Enter file in which to save the key (/home/martin/.ssh/id_rsa):
Enter passphrase (empty for no passphrase):
Enter same passphrase again:
Your identification has been saved in /home/martin/.ssh/id_rsa
Your public key has been saved in /home/martin/.ssh/id_rsa.pub
The key fingerprint is:
SHA256:xxxxxxxxxxxxxxxxxxxxxxxxxxxxxxxxxxxxxxx martin@ubuntu2
The key's randomart image is:
+---[RSA 3072]----+
|# ##### |
|+++ +++ |
|o o |
|...o.+.o.. |
| + ..S |
| o = |
| o = + + |
| . = .* . |
| . .. ooo |
+----[SHA256]-----+
martin@ubuntu2:~$
6.2 Copy public key from control node to all your managed nodes
ssh-copy-id username@remote_host
martin@ubuntu2:~$ ssh-copy-id martin@10.0.2.12 /usr/bin/ssh-copy-id: INFO: Source of key(s) to be installed: "/home/martin/.ssh/id_rsa.pub" /usr/bin/ssh-copy-id: INFO: attempting to log in with the new key(s), to filter out any that are already installed /usr/bin/ssh-copy-id: INFO: 1 key(s) remain to be installed -- if you are prompted now it is to install the new keys martin@10.0.2.12's password: Number of key(s) added: 1 Now try logging into the machine, with: "ssh 'martin@10.0.2.12'" and check to make sure that only the key(s) you wanted were added.
6.3 Test Connection
ansible all -m ping -u username
martin@ubuntu2:~$ ansible all -m ping -u martin
centos2 | SUCCESS => {
"ansible_facts": {
"discovered_interpreter_python": "/usr/libexec/platform-python"
},
"changed": false,
"ping": "pong"
}
centos1 | SUCCESS => {
"ansible_facts": {
"discovered_interpreter_python": "/usr/libexec/platform-python"
},
"changed": false,
"ping": "pong"
}
7. Run simple command
Ansible can be used to execute any shell command remotely on servers specified in the inventory file.

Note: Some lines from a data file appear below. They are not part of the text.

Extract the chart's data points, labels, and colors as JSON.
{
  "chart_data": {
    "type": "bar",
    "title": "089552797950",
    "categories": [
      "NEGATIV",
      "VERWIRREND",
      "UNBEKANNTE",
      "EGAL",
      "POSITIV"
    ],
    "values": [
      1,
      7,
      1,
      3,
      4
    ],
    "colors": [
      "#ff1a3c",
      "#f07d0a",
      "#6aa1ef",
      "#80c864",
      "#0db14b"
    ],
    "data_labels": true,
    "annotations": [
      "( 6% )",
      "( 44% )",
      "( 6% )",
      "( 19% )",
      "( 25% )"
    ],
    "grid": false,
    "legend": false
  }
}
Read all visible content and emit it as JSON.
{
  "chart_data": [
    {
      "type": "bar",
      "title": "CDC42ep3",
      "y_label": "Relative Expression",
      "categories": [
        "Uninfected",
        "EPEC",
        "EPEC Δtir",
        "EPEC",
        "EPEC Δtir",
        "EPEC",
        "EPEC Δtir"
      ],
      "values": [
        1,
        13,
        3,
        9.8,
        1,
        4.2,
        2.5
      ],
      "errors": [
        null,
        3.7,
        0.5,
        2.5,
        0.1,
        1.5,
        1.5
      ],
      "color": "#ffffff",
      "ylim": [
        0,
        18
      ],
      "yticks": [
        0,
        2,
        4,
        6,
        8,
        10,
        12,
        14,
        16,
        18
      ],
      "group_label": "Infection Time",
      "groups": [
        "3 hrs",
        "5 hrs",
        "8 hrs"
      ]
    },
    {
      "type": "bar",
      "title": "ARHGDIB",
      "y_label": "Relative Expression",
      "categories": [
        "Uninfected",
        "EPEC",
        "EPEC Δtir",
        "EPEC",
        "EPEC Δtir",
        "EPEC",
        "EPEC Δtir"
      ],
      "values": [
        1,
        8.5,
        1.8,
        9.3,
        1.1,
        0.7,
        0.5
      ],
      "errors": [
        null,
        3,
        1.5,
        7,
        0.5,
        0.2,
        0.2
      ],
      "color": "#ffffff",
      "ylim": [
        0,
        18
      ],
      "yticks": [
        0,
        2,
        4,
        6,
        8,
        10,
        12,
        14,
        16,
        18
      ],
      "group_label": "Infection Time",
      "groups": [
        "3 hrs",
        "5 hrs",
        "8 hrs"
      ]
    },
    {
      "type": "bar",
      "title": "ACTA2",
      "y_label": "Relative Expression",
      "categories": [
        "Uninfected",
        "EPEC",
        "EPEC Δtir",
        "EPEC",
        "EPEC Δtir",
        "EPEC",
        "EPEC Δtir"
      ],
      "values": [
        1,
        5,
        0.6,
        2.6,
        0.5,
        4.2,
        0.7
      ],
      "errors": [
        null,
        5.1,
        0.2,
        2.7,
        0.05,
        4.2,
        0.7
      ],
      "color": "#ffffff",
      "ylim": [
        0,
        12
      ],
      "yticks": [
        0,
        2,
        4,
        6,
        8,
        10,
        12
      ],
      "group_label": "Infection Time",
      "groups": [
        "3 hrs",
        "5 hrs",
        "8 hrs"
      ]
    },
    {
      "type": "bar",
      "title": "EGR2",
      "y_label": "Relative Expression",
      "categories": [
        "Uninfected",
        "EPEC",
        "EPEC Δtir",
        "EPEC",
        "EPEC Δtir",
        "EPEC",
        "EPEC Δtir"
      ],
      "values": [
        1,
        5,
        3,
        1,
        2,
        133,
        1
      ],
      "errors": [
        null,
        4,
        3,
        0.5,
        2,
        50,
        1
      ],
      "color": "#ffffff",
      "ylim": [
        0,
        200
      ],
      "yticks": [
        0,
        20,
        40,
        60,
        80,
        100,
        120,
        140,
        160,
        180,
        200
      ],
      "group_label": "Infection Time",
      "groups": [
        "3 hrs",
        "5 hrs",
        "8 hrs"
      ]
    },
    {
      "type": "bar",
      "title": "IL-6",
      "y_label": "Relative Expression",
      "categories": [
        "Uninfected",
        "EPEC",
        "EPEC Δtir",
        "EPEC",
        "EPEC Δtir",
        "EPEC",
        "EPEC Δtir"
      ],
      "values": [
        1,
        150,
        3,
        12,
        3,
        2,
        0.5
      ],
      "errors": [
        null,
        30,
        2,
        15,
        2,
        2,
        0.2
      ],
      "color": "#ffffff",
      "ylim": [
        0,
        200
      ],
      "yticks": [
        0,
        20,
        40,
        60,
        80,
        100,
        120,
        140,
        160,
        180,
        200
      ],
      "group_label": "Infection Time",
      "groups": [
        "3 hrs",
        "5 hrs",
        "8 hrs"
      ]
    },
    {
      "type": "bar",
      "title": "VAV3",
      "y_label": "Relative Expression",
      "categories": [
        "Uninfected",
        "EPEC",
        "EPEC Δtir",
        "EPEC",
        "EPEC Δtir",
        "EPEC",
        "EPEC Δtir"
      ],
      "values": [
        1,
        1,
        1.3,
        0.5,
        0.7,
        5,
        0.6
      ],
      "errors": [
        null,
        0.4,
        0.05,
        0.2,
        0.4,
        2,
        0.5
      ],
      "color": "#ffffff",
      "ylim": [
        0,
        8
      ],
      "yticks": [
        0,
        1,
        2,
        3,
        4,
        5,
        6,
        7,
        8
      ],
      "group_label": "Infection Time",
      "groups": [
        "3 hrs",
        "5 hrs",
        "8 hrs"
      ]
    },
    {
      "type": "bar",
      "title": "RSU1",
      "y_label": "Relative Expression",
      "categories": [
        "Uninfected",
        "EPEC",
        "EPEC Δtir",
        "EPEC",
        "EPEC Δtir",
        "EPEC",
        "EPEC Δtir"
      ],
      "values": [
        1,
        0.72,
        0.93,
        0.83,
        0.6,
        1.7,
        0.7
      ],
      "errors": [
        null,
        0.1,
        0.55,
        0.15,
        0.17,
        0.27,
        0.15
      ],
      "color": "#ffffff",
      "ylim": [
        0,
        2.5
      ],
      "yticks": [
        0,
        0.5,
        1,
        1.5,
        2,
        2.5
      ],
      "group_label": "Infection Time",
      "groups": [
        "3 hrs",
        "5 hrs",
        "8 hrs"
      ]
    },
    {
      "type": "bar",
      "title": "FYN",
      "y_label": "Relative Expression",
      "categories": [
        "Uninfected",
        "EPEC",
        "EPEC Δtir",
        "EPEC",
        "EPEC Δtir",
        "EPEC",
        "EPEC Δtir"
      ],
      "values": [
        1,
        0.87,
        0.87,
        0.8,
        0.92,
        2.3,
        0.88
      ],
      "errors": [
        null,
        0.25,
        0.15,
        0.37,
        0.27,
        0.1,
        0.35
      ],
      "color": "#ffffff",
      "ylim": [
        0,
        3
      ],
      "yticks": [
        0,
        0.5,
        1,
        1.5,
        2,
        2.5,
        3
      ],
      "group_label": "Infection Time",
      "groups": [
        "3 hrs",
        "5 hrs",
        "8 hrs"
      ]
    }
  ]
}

ansible all -a "ANY_SHELL_COMMAND" -u martin
martin@ubuntu2:~$ ansible all -a "uname -a" -u martin
centos2 | CHANGED | rc=0 >>
Linux centos2 4.18.0-348.7.1.el8_5.x86_64 #1 SMP Wed Dec 22 13:25:12 UTC 2021 x86_64 x86_64 x86_64 GNU/Linux
centos1 | CHANGED | rc=0 >>
Linux centos1 4.18.0-338.el8.x86_64 #1 SMP Fri Aug 27 17:32:14 UTC 2021 x86_64 x86_64 x86_64 GNU/Linux
8. Run playbook
Playbook is ordered lists of tasks, saved so you can run those tasks in that order repeatedly. They can include variables as well as tasks. Playbooks are written in YAML and are easy to read, write, share and understand. To learn more about playbooks, see Intro to playbooks.
8.1 Create playbook.yml
as an example will be used simple playbook which gives output ipv4 addresses configured on the managed nodes.
---
- hosts: all
tasks:
- name: print facts
debug:
msg: "IPv4 address: {{ ansible_default_ipv4.address }}"
8.2 Run playbook
ansible-playbook playbook.yml -u USERNAME
martin@ubuntu2:~/ansible$ ansible-playbook playbook.yml -u martin
PLAY [all] ****************************************************************************************
TASK [Gathering Facts] ****************************************************************************
ok: [centos2]
ok: [centos1]
TASK [print facts] ********************************************************************************
ok: [centos1] => {
"msg": "IPv4 address: 10.0.1.11"
}
ok: [centos2] => {
"msg": "IPv4 address: 10.0.2.12"
}
PLAY RECAP ****************************************************************************************
centos1 : ok=2 changed=0 unreachable=0 failed=0 skipped=0 rescued=0 ignored=0
centos2 : ok=2 changed=0 unreachable=0 failed=0 skipped=0 rescued=0 ignored=0
Tip:
To show detailed information about the managed node systems use following command to gather system variables
ansible all -m setup -u USERNAME
Conclusion
In this tutorial you have installed Ansible and created inventory file consisting from managed nodes to execute ad-hoc commands or playbooks from Ansible control node.